Em 2012, participei do 2º Festival Nacional do Conto, em Jaraguá do Sul. Desconhecida na época, para mim, e, provavelmente, tão somente para mim, Elvira Vigna proferiu a plenária de abertura do Festival, falando sobre A Impossibilidade da Arte.  Através de um diálogo com o pintor francês Edgar Degas (1834-1917), Elvira expandiu perante a plateia uma definição próprio sobre o conto: “Imaginar Degas, um obsessivo por limpeza, misógino, dentro de uma sala escura: isso é um conto”. Depois disso, ao ser questionada sobre o romance, declarou: “O grande contista sabe que vai fracassar, e para no caminho. O romancista quer colocar um antes e um depois, que nem eu, e acaba com um livro maior” (o texto da palestra está disponível n’O Globo).
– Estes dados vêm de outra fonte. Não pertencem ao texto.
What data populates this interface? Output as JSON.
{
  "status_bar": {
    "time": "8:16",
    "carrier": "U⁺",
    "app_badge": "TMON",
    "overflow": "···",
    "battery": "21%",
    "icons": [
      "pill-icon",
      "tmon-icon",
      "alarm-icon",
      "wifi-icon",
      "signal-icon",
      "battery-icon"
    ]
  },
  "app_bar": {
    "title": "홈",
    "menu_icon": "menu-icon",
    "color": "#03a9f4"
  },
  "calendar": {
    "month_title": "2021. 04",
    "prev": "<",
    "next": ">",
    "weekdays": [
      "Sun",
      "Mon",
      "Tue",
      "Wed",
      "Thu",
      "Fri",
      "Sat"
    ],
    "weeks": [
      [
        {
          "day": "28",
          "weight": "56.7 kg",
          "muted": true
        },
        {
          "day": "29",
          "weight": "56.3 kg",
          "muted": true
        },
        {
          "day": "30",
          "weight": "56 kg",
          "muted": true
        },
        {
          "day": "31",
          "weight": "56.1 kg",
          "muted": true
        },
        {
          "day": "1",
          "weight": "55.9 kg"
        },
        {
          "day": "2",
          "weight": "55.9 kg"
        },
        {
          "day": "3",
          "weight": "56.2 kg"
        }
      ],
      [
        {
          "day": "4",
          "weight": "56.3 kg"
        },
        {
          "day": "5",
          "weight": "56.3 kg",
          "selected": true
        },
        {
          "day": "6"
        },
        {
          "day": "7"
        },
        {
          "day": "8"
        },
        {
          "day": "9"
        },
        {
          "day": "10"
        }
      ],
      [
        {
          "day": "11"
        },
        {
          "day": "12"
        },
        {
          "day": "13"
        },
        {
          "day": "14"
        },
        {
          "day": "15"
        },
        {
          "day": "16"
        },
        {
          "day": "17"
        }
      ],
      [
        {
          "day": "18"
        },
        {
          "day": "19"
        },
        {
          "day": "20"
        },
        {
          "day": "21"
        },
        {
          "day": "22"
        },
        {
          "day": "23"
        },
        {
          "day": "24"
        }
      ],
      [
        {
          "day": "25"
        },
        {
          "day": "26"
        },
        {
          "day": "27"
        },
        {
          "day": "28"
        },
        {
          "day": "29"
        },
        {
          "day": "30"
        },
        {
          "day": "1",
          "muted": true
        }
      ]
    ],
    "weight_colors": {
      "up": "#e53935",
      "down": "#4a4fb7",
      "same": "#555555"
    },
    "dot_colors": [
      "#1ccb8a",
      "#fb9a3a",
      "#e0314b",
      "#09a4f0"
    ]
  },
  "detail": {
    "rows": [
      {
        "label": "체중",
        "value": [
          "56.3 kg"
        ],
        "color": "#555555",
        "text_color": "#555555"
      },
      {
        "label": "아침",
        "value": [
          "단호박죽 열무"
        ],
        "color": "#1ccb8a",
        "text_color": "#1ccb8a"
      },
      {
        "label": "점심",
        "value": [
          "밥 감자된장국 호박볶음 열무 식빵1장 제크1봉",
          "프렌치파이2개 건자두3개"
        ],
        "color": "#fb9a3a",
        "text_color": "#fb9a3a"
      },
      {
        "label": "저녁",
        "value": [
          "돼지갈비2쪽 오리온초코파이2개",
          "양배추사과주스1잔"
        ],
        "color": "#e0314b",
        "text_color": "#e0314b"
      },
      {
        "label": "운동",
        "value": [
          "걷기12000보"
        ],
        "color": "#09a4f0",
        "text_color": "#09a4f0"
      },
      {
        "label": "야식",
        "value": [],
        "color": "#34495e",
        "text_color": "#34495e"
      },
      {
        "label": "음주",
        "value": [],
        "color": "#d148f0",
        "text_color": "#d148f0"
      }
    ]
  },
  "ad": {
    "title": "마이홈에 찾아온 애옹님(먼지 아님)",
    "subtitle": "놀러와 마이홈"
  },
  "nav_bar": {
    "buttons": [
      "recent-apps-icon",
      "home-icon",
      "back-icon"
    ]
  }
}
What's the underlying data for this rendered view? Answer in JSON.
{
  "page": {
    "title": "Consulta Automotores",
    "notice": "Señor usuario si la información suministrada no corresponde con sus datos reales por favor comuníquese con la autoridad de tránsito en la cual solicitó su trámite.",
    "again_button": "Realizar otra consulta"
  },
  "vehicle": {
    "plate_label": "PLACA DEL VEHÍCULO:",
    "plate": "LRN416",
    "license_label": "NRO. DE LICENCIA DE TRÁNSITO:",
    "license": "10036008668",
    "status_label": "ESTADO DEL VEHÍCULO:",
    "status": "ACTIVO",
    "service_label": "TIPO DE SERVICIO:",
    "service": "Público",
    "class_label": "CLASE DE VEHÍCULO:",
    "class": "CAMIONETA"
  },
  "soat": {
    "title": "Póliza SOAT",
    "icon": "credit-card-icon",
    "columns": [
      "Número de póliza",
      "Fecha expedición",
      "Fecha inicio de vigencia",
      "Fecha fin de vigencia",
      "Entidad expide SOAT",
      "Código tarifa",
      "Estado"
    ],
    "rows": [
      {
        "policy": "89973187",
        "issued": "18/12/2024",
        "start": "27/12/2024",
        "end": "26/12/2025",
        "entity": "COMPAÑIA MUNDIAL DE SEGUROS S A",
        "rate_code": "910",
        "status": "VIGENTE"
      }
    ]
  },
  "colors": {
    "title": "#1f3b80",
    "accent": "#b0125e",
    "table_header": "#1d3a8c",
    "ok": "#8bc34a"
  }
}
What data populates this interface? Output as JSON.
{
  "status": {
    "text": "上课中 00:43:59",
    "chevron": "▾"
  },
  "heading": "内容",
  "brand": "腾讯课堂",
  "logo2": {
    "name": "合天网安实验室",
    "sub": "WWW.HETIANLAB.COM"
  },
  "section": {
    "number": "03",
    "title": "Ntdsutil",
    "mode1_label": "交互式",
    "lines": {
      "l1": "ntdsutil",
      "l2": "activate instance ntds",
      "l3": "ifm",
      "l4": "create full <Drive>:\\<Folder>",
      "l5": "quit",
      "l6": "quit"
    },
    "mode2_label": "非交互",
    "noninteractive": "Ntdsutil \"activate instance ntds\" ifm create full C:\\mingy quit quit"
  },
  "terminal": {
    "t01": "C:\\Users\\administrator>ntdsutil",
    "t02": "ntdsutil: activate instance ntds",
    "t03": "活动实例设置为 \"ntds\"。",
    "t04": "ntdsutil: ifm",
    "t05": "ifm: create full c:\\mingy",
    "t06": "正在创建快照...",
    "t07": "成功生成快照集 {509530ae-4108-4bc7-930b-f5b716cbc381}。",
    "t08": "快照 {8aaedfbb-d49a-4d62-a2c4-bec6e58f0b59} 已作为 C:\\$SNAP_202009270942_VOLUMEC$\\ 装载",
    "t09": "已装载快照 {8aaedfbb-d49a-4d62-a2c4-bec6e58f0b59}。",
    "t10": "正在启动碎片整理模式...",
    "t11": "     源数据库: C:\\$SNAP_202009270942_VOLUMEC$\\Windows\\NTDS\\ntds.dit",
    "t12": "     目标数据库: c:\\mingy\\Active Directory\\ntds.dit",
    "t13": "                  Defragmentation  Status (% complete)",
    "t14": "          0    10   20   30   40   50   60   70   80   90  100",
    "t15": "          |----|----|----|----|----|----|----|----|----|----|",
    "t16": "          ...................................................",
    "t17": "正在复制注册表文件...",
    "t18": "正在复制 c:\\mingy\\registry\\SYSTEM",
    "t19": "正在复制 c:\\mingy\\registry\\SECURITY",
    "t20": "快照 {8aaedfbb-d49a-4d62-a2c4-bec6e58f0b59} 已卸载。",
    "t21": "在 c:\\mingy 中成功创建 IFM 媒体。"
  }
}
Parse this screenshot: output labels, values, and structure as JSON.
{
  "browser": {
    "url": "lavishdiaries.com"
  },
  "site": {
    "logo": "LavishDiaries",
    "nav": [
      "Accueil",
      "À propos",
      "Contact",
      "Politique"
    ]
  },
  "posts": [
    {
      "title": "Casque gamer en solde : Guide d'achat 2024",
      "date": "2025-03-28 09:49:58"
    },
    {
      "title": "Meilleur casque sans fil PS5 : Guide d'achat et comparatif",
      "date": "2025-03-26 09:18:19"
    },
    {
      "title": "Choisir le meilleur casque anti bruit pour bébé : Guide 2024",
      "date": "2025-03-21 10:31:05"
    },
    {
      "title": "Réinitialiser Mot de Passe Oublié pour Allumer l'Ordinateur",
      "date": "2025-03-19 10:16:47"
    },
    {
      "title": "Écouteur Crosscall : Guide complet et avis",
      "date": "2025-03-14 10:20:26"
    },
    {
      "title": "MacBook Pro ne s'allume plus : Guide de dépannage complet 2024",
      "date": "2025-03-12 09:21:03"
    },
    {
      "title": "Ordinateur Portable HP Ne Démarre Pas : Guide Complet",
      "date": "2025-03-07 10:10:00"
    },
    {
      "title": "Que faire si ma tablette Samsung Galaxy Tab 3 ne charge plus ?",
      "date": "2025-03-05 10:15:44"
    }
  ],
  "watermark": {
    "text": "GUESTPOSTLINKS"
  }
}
Se não fosse esse dia, talvez não teria lido nada de Elvira Vigna; e estaria perdendo. Não teria lido o primeiro livro que li dela, Coisas que os homens não entendem. Sabe o que seria pior? Não teria achado uma prosa que simulasse o descaso que tantas vezes me acomete. E é isso, começo dizendo que O que deu pra fazer em matéria de história de amor é um romance sobre o descaso, embora seja extremamente indelicado de minha parte objetivá-lo desta forma. Na página 32, a narradora do romance afirma: “Não gosto dos pensamentos redondinhos, explicações para sombras que melhor seriam se inexplicáveis. Pensamentos assim bonitinhos que às vezes me caem no crânio qual machado. Ou flecha”. Então, vamos com calma.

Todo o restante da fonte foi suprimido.